Ed Sheeran’s having a lousy summer. He’s a pop star and defendant in a couple of copyright infringement lawsuits filed in June and August. The lawsuits claim he stole the melody for two of his hit songs, “Thinking Out Loud” and “Photograph.” One of these lawsuits is well-written, and the other is about to get tossed out of court.
Eriq Gardner at the Hollywood Reporter does some great legal reporting and lawsplains the situation:
Get past the lawyers involved. (The plaintiff in the “Photograph” case is represented by the victorious attorney who convinced a jury that “Blurred Lines” was lifted from Marvin Gaye’s “Got to Give It Up,” while confusingly, the one now fighting to protect Marvin Gaye’s “Let’s Get It On” is a Florida attorney without much of a reputation in entertainment circles.)
Just focus on what was actually filed in court.
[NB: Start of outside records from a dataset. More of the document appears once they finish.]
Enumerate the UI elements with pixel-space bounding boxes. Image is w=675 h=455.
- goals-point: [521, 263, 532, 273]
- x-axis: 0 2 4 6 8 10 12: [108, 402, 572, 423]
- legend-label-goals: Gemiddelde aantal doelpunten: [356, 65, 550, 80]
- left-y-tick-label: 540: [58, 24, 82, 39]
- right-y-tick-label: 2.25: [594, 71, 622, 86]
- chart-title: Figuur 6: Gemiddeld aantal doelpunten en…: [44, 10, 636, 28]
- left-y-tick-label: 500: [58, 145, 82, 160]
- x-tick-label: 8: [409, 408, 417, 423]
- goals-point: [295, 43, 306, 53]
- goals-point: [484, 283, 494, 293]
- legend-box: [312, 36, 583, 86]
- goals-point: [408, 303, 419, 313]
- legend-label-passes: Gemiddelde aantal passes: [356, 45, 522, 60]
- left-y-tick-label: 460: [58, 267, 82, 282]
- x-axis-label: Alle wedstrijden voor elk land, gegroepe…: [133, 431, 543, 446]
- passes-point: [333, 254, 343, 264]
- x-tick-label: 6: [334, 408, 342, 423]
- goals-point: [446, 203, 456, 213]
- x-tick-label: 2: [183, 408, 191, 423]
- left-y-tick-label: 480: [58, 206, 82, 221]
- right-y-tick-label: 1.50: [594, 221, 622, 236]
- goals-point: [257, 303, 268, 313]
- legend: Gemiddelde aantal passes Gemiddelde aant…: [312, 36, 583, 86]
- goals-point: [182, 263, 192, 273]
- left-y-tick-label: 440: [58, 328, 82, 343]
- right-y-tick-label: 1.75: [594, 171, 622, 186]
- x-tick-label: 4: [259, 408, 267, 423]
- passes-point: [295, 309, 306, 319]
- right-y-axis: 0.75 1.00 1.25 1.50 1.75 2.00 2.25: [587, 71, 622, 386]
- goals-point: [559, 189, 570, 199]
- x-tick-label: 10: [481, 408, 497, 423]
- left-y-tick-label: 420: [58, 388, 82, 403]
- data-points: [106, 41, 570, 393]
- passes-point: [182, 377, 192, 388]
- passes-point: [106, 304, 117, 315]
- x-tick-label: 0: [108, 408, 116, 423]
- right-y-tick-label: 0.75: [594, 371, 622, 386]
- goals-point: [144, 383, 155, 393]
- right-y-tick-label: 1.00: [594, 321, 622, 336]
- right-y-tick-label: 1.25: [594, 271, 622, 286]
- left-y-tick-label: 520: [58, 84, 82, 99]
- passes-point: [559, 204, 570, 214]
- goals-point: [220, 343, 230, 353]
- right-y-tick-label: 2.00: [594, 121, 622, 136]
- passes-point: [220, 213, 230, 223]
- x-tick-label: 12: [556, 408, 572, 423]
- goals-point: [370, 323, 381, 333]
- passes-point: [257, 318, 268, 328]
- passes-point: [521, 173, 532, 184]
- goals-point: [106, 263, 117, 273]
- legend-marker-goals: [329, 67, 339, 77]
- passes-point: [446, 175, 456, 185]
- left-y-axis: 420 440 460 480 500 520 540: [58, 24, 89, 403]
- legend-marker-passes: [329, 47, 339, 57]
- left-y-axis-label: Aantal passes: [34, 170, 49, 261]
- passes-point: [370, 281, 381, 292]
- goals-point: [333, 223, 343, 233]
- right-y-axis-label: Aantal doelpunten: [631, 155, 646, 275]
The contrast is pretty stark. Here, for example, is the way that Sheeran allegedly infringed “Let’s Get It On.” It comes from the plaintiff’s complaint:
That’s pretty much it. How is the melody, harmony and rhythm similar? No word. That will likely become a problem for plaintiffs as copyright law only protects expression — not generic ideas. A failure to specify the striking similarity leaves the plaintiff open to a challenge for not pleading a plausible claim of infringement. Emphatic underlining hardly cures this fault. (The case is being brought in New York federal court, which isn’t particularly friendly to copyright plaintiffs.)
Gardner includes screenshots of the actual complaints, and compares and contrasts the draftsmanship behind the two lawsuits. I wish everyone who reported on lawsuits was so thorough.